The Sutlej River has unleashed the worst flooding in 37 years, leaving a trail of destruction across Bahawalnagar district. Thousands of families have lost their homes, farmlands, and livestock, turning one of Pakistan’s key agricultural regions into a scene of despair.


Families Left Homeless and Helpless

One of the most tragic stories is that of Allah Bakhsh, a 90-year-old laborer from Basti Basara Baloch. In a matter of hours, floodwaters swept away his house and farmland — his only savings from a lifetime of hard work.

Now, he and his 75-year-old wife, along with their three disabled sons, sit on the roadside under the open sky, with no food, no roof, and no hope of official relief.

“I built just one house in my whole life. The flood took even that. Where do we go now?” he wept.

His wife added: “We have no shelter, no food, and disabled children. Only God can help us.”


Villages Submerged Across 154 KM of River Belt

  • Floodwaters have swept through all three tehsils of Bahawalnagar.

  • Hundreds of villages have been wiped out.
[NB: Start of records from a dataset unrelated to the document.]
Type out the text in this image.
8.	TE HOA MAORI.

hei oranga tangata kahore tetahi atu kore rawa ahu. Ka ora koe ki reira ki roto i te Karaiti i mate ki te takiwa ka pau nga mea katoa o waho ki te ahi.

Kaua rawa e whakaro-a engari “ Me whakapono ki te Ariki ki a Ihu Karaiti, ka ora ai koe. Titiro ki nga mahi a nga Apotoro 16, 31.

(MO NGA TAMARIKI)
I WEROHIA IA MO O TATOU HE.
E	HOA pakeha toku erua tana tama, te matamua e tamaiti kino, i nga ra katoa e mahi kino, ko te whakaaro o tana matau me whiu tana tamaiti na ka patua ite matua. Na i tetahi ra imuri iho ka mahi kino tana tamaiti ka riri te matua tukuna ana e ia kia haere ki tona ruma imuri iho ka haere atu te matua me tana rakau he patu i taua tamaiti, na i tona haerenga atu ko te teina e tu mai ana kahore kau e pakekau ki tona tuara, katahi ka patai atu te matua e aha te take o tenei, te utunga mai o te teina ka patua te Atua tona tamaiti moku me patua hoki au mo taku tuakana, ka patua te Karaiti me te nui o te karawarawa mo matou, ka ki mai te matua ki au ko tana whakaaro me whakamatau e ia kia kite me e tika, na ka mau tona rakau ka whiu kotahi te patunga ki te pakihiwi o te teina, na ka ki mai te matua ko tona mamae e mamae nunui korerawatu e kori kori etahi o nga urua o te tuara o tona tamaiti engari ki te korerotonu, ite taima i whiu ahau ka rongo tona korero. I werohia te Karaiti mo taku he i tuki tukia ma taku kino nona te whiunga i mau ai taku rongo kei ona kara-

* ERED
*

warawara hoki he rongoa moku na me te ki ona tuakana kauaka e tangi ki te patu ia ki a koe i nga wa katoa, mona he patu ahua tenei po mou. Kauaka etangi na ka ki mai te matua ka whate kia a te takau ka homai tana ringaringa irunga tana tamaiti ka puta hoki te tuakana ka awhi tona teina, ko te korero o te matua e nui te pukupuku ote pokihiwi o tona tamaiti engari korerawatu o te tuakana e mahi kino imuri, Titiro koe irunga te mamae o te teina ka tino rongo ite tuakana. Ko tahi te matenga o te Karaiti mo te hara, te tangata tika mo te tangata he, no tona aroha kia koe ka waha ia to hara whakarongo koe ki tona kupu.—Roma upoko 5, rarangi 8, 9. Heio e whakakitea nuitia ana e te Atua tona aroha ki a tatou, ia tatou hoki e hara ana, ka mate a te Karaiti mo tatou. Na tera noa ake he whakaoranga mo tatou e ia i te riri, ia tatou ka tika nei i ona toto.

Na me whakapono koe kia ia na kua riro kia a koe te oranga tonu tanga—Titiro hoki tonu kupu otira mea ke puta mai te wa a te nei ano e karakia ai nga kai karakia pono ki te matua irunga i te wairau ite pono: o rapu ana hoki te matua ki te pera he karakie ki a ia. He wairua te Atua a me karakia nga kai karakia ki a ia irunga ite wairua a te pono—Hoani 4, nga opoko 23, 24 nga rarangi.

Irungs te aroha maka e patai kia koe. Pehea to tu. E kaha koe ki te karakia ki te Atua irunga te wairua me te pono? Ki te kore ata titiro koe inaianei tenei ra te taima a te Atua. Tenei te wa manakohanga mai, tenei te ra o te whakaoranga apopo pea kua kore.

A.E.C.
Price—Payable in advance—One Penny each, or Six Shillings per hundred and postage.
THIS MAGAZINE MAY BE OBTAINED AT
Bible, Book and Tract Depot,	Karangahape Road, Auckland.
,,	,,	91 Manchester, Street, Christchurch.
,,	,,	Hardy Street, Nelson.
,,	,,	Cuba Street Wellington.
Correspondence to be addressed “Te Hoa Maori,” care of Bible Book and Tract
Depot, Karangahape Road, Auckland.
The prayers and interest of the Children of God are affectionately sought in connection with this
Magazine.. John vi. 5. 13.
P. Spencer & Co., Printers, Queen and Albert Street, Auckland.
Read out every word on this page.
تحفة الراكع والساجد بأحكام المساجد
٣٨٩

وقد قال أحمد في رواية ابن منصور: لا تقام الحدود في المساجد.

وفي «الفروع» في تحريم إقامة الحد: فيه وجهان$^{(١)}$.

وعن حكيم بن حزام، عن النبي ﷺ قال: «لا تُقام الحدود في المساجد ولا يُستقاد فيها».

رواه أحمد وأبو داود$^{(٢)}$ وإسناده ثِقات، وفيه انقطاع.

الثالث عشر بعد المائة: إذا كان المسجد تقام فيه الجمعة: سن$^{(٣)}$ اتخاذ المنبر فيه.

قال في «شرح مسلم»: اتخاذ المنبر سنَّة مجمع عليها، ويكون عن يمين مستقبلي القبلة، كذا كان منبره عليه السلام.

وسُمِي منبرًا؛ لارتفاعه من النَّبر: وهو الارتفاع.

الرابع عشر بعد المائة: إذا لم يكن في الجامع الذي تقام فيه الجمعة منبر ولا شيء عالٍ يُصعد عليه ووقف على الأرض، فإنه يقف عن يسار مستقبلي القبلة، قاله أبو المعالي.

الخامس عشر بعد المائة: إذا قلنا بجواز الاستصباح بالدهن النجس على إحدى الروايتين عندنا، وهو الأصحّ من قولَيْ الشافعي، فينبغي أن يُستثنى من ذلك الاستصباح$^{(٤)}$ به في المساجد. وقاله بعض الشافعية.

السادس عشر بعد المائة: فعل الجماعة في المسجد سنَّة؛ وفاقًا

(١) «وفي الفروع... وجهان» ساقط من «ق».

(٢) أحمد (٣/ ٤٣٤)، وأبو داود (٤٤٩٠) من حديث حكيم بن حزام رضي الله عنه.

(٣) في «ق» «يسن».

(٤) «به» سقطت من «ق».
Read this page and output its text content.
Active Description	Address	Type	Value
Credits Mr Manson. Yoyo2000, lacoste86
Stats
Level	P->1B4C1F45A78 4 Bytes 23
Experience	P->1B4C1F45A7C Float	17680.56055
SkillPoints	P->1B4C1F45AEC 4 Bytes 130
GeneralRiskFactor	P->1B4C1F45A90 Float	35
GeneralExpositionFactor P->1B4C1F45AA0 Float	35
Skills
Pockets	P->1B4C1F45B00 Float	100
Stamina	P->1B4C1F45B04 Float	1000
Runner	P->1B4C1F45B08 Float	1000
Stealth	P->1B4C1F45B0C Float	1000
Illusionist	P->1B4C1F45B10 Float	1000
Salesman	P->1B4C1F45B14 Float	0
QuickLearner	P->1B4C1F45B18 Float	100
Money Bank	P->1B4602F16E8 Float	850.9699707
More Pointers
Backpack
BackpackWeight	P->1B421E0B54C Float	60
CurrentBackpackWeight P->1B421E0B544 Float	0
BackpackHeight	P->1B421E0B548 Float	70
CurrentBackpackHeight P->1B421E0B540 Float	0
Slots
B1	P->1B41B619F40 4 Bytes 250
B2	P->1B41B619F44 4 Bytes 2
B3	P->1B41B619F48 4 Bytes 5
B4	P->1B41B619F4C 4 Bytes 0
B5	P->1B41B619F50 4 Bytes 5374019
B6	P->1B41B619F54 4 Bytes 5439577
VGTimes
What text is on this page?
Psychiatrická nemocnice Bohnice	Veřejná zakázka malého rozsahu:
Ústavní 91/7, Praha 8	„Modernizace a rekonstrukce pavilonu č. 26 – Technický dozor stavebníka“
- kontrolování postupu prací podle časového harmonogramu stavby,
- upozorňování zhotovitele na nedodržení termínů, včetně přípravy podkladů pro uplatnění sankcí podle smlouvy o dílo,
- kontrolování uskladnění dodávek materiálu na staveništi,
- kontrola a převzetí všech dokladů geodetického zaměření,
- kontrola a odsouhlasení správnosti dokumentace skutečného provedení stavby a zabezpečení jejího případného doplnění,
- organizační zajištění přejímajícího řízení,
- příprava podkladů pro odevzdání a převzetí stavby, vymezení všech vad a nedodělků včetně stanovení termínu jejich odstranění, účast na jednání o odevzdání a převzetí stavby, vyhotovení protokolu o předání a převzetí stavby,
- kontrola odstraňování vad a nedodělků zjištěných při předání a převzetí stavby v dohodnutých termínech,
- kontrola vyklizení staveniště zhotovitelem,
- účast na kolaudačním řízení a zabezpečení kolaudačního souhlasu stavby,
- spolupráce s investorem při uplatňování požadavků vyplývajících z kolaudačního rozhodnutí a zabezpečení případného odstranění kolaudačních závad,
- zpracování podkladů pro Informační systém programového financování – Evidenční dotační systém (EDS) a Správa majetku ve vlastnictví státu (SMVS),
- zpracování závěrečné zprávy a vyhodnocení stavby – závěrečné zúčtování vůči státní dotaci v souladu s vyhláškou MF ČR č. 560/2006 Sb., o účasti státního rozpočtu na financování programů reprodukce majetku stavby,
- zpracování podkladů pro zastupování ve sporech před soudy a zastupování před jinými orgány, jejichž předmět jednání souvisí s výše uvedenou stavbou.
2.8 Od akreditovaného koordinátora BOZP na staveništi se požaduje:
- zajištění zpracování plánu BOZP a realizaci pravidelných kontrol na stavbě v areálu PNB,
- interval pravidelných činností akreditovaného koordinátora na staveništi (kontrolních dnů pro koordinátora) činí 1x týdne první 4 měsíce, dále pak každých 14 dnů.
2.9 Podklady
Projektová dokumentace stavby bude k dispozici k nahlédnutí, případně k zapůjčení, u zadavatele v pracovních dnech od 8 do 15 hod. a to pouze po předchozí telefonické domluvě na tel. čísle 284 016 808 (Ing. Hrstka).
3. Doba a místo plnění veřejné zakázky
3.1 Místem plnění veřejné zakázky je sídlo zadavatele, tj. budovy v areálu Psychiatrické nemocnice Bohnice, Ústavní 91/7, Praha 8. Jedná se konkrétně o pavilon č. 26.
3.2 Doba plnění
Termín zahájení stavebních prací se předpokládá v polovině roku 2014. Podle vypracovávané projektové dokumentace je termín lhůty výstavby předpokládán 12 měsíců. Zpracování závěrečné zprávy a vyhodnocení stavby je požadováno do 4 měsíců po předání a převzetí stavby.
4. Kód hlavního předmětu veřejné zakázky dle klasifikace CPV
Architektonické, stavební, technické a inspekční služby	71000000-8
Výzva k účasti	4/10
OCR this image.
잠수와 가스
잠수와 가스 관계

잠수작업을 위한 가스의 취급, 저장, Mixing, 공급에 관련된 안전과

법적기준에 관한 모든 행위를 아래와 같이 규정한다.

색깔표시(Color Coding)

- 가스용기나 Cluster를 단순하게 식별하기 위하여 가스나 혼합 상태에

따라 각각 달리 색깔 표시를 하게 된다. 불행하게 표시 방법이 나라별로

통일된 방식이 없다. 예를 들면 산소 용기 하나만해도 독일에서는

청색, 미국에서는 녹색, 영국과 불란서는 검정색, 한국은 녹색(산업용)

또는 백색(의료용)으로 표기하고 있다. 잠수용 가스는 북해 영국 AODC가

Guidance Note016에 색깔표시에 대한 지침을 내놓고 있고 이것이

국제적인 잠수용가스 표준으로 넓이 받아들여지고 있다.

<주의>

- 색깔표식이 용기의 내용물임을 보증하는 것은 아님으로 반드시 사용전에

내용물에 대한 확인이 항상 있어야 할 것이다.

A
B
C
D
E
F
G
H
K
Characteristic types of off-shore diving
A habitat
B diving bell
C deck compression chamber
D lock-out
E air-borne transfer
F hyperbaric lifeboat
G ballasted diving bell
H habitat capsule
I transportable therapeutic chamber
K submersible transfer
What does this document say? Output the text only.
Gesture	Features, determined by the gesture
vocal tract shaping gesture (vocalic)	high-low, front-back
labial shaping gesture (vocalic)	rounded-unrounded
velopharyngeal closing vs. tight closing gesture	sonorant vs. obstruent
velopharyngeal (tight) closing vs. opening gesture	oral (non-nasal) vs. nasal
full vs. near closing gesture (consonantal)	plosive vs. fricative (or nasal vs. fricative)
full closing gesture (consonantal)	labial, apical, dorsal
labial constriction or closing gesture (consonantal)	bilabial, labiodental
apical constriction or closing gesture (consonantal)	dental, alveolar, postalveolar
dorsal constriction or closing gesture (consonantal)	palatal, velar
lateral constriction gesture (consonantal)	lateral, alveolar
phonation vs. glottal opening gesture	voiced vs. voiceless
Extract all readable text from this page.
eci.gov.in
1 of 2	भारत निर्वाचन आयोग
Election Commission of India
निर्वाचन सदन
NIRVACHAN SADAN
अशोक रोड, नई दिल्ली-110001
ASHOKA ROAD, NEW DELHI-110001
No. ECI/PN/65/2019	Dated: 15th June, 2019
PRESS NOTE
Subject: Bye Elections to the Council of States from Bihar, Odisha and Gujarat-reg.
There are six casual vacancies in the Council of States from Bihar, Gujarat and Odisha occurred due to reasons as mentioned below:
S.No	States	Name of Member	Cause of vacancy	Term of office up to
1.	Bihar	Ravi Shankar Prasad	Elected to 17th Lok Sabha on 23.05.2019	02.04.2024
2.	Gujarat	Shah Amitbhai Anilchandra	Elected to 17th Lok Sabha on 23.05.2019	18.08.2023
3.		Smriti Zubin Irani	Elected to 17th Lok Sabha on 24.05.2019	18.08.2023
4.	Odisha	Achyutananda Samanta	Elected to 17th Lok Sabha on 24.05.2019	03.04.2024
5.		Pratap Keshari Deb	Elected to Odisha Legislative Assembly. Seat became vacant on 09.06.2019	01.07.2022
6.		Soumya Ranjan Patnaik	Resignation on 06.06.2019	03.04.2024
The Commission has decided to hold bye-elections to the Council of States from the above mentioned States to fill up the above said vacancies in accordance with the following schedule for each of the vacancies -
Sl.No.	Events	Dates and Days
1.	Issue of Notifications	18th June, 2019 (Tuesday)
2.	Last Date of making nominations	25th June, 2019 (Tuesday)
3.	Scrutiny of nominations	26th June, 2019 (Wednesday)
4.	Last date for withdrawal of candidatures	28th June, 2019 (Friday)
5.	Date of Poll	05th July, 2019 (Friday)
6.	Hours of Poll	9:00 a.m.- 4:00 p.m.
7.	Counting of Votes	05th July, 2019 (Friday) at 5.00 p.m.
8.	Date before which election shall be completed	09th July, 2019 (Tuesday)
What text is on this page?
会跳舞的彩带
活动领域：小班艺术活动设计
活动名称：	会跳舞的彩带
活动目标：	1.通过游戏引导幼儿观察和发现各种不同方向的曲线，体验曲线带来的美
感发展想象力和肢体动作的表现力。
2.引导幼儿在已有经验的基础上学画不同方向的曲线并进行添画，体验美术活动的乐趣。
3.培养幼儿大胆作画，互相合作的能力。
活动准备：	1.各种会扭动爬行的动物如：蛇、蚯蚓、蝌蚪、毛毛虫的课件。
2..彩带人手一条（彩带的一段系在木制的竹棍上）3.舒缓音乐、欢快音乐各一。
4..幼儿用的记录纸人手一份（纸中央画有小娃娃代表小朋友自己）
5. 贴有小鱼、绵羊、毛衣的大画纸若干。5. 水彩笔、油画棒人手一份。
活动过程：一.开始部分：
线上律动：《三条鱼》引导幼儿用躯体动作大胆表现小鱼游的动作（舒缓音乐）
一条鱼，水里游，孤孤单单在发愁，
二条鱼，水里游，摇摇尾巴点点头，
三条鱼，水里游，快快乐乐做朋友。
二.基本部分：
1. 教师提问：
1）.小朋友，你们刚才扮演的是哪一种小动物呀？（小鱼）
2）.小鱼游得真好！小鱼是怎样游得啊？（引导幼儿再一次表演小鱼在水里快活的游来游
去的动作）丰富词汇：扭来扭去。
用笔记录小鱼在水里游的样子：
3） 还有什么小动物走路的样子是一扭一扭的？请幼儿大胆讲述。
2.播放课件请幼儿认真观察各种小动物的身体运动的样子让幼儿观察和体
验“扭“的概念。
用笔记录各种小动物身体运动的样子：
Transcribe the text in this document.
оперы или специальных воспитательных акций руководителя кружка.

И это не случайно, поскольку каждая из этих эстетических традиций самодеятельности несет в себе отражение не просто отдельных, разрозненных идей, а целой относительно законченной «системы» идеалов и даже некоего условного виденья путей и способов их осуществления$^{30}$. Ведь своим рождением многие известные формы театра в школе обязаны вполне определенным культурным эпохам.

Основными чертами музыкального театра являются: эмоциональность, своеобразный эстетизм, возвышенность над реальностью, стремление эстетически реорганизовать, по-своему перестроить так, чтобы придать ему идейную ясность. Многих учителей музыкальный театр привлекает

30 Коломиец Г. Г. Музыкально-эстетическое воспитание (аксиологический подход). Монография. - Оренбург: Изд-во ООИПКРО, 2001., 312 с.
  • Thousands of families are displaced, losing not just homes but their economic backbone of farming and livestock.

For a district dependent on agriculture and dairy farming, the devastation has destroyed livelihoods, forcing men into joblessness and leaving women and children struggling for basic food supplies.


Stories of Loss and Broken Dreams

  • Hanifa Bibi, who migrated after the 1988 floods, is once again in a relief tent — this time without her husband or son, surviving only with her daughter-in-law and grandchildren.

  • Another elderly man visits the ruins of his house daily, crying before returning to his tent.

  • A farmer’s family, who had saved for years to prepare a dowry for their daughter, lost everything overnight when the waters drowned their dreams of marriage.

Some survivors admitted they would have given up entirely — if not for their faith and the belief that suicide is forbidden.


Survivors Demand More Than Temporary Relief

Along the riverbanks, women and children wait in hunger, while men stand unemployed and hopeless. Residents say aid like tents and food is not enough.

What they urgently need is:

  • Permanent housing

  • Rehabilitation of farmlands and livestock

  • Sustainable income opportunities

The crisis in Bahawalnagar is not only a regional tragedy but a national call to action — a reminder that beyond sympathy, Pakistan must invest in long-term rehabilitation and disaster preparedness.